RIP Bonnie Tyler (1951-2026)

9th July 2026 · 2020s, 2026, Music, R.I.P.
Every now and then… there’s a song that works its way insidiously into your consciousness and lodges there. Bonnie Tyler had one of those. At least one.

You might not necessarily like it, and it’s often not the sort of thing you like at all, but it won’t go away; as Kylie proved – literally – with Can’t Get You Out Of My Head. But long before that there was Total Eclipse Of The Heart. And 43 years later it’s still there.
 
On the one hand, it’s a ludicrously overblown, melodramatic epic (thanks largely to producer Jim Steinman) that takes forever to get going – arguably the template for the entire Power Ballad genre to come.

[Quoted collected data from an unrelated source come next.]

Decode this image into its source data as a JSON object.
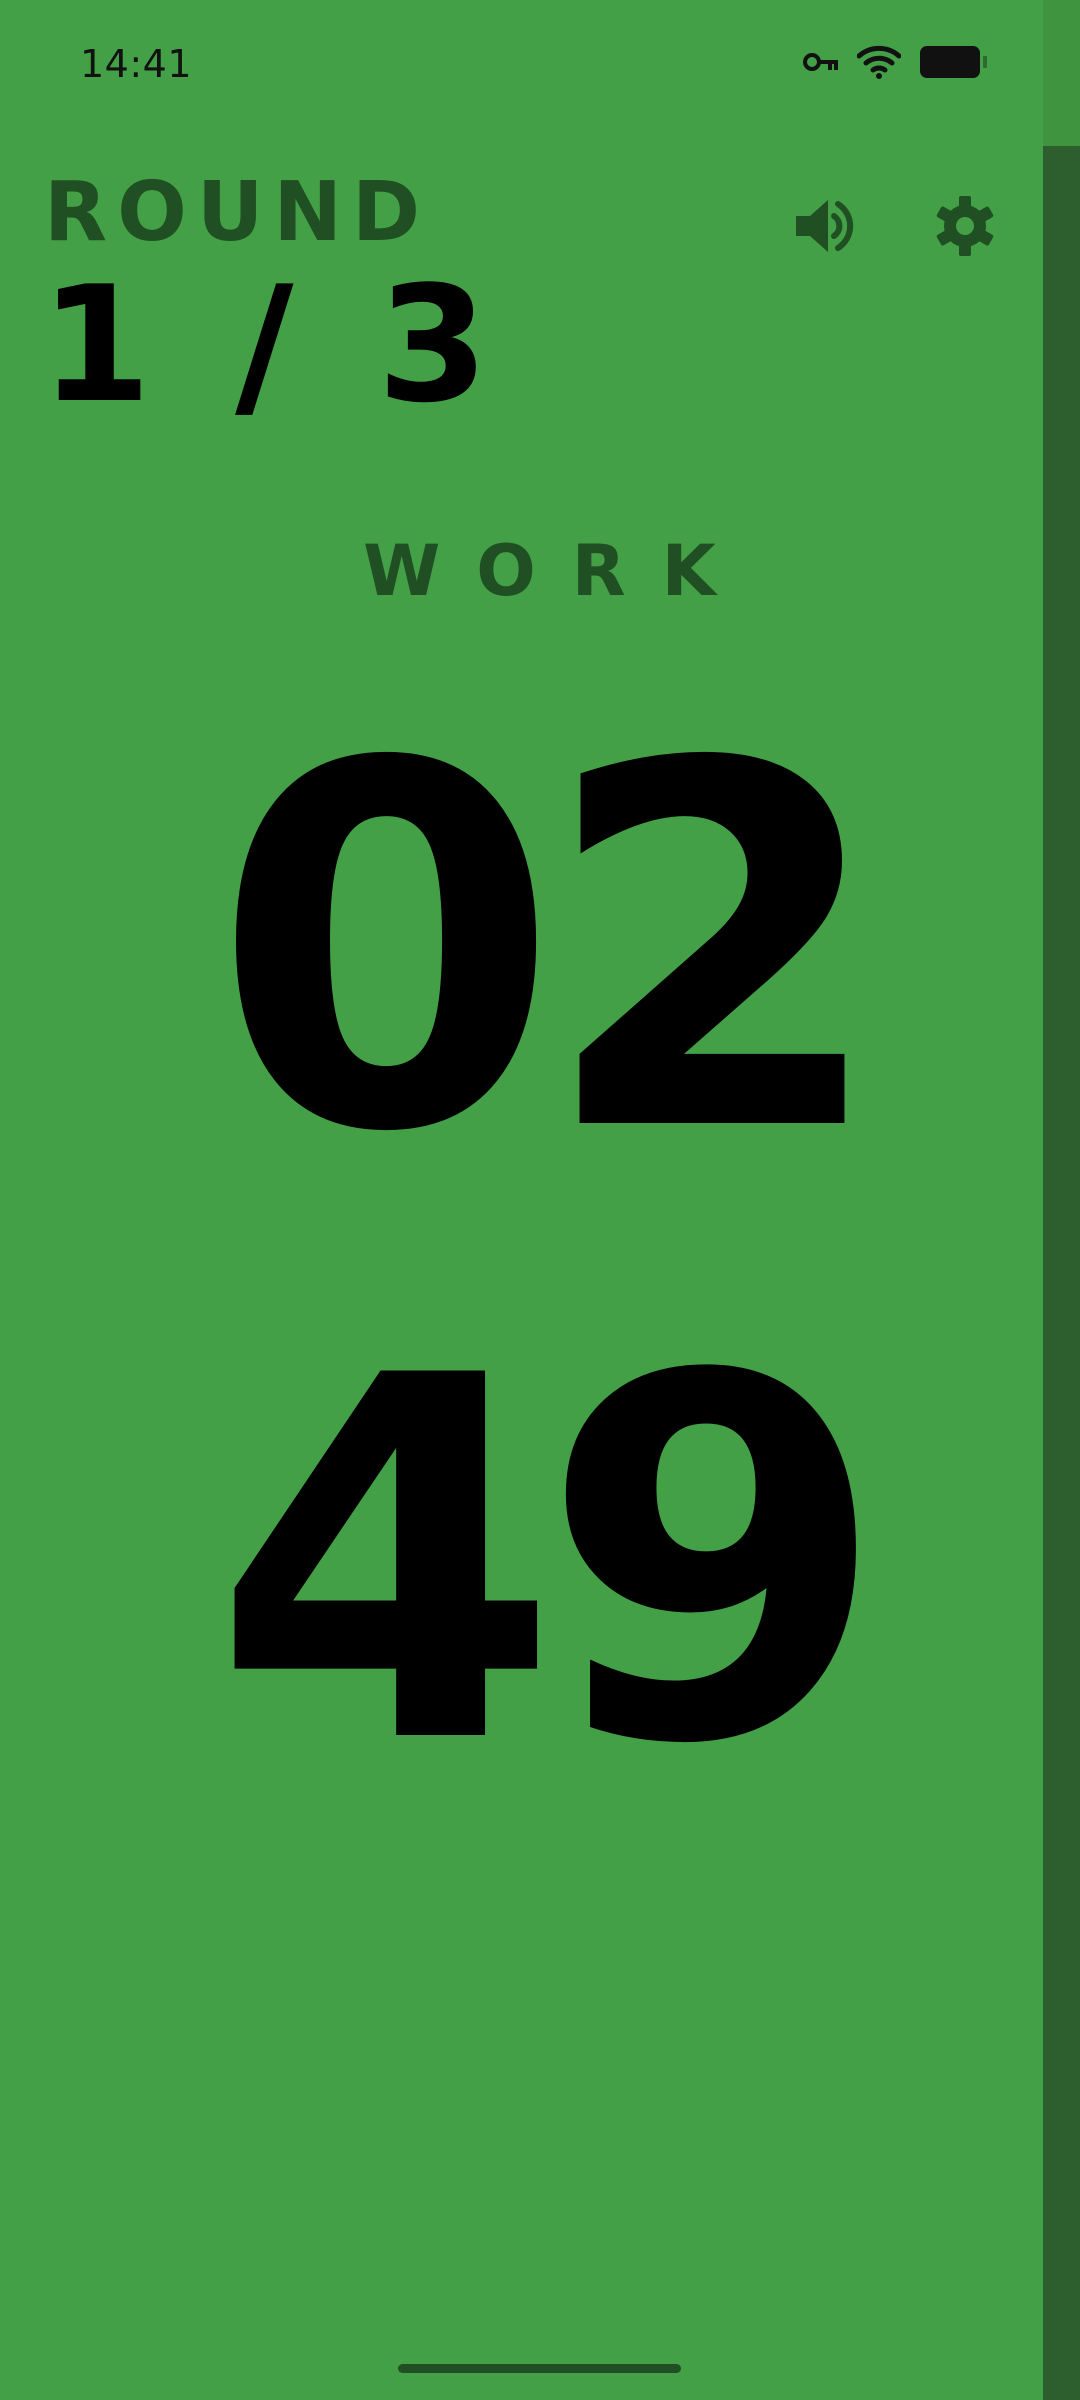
{
  "status_bar": {
    "time": "14:41",
    "icons": [
      "vpn-key-icon",
      "wifi-icon",
      "battery-icon"
    ]
  },
  "header": {
    "round_label": "ROUND",
    "round_count": "1 / 3",
    "actions": [
      "volume-icon",
      "settings-icon"
    ]
  },
  "phase": {
    "label": "WORK"
  },
  "timer": {
    "minutes": "02",
    "seconds": "49"
  },
  "colors": {
    "background": "#43a047",
    "dark_accent": "#1f4f22",
    "rail": "#2c5e2e"
  }
}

On the other… what a tune!
 
You couldn’t get it out of your head to such an extent that even today, if someone says the phrase “Every now and then,” my mind immediately flashes to Bonnie Tyler, with her big hair and even bigger voice, bellowing out that tune.
 
So much so that it’s easy to forget she had a bunch of other hits, starting with Lost In France. And while not as much of an earworm, it can still come to mind if I am ever in need of directions across the Channel.
 
Then there was the country-adjacent It’s A Heartache, an apt genre for a girl who was, like Loretta Lynn before her, a coal miner’s daughter – albeit one from Neath rather than the Appalachians.
 
I confess I rather liked it at the time, though I would never have admitted it in 1977 when I was far more interested in the Pistols and the Clash and the Ramones.
 
Perhaps because of that, I had no idea she had had a go at Creedence’s song Have You Ever Seen The Rain, which was not quite a hit in the same year, 1983, as Total Eclipse Of The Heart.
 
Producer Jim Steinman gives the song a new arrangement, led by the trademark piano of Roy Bittan alongside fellow E Street Band drummer Max Weinberg, and a histrionic guitar solo by Rick Derringer.
 
Then there is the truly bizarre country-house video that seems to have nothing at all to do with rain (or the stopping of it), but has a strong Eighties vibe – a window smashing, a glass of red wine that seems to be in the middle of a field suddenly exploding – that reminds me of the one for Vienna by Ultravox.
 
I love the way Bonnie tackles the song, achieving the near-impossible by out-rasping John Fogerty, and dialling up her characteristic no-holding-back approach as the song builds to a squealy-guitar-aided climax.
 
It’s easy to imagine Gaynor Hopkins bringing the house down in those rowdy rugby clubs and working men’s clubs in South Wales before she was discovered and brought to London to become a star.
 
I never realised that her husky rasp only came about after she had recorded her first album – and her first two hits, Lost In France and More Than A Lover – when she developed polyps and needed surgery on her vocal cords.
 
I wonder whether she ever got up and entertained holidaymakers in her retirement home of Faro, though she never retired – she showcased a brand new song when she performed at a sold-out Shepherd’s Bush Empire in March this year (2026).